Il est reproché au prévenu P1 d’avoir fraudé un montant significatif d’impôts, principalement, par l’emploi systématique de manœuvres frauduleuses (escroquerie fiscale) et, subsidiairement, sans l’emploi de telles manœuvres (fraude fiscale aggravée).

Le ministère public estime que les manœuvres frauduleuses systématiques résident dans la tenue d’une fausse comptabilité tendant à dissimuler des faits pertinents à l’Administration des contributions directes ou à la persuader de faits inexacts.

Le ministère public reproche au prévenu d’avoir, en tout état de cause, sciemment et systématiquement omis de déclarer à l’Administration des Contributions Directes et soustrait à l’imposition pour les années fiscales 2009, 2010, 2011 et 2012 des revenus imposables, et d’avoir fraudé des impôts sur le revenu qui se ventilent comme suit :

exercice fiscal revenus soustraits à l’imposition impôts fraudés 2009 307.190,00 € 46.078,50 € 2010 348.151,00 € 52.222,65 € 2011 373.831,00 € 90.896,36 € 2012 349.800,00 € 133.858,80 € Total 1.378.972,00 € 323.056,31 € La fraude et l’escroquerie fiscale sont prévues par l’article 396 AO dans les termes suivants : « (1) Wer zum eigenen Vorteil oder zum Vorteil eines anderen nicht gerechtfertigte Steuervorteile erschleicht oder vorsätzlich bewirkt, dass Steuereinnahmen verkürzt werden, wird wegen Steuerhinterziehung mit Geldstrafe bestraft […]. […]

(5) Si la fraude porte sur un montant significatif d’impôt soit en montant absolu soit en rapport avec l’impôt annuel dû et a été commise par l’emploi systématique de manœuvres frauduleuses tendant à dissimuler des faits pertinents à l’autorité ou à lui persuader des faits inexacts, elle sera punie comme escroquerie fiscale d’un emprisonnement d’un mois à cinq ans et d’une amende de cinquante mille francs à un montant représentant le décuple des impôts éludés. »
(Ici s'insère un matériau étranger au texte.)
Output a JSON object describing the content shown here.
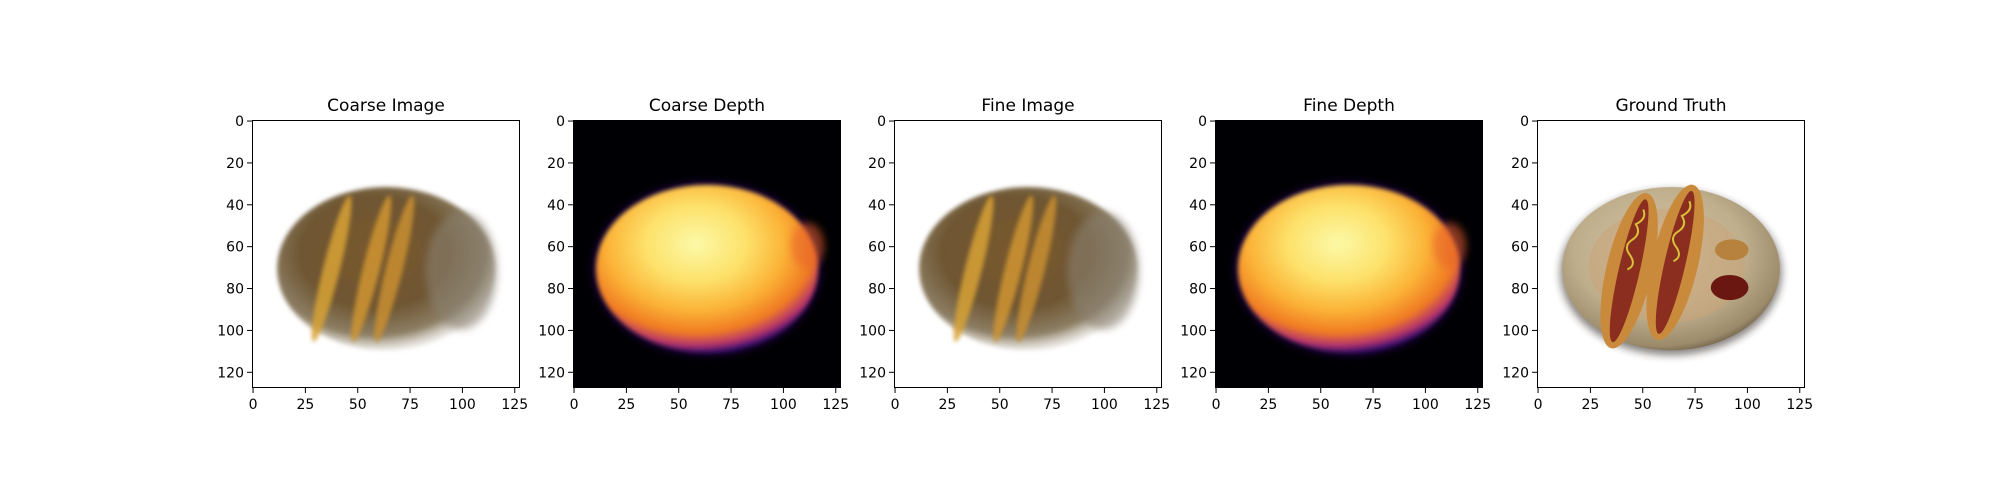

L'escroquerie fiscale est donc en fait une forme aggravée de la fraude fiscale intentionnelle. Elle peut être définie comme le fait de tromper les autorités fiscales par l'utilisation de moyens frauduleux destinés à prouver l'exactitude des affirmations contenues dans la déclaration d'impôt. Le caractère supplémentaire de gravité que représente l'escroquerie fiscale par rapport à la fraude fiscale au sens strict du terme tient à l'astuce qui doit accompagner la tromperie.

Les éléments constitutifs de l’escroquerie fiscale sont au nombre de trois :

– une fraude fiscale caractérisée au sens du § 396 de l’AO – réalisée par l’emploi systématique de manœuvres frauduleuses – et portant sur un montant significatif d’impôt.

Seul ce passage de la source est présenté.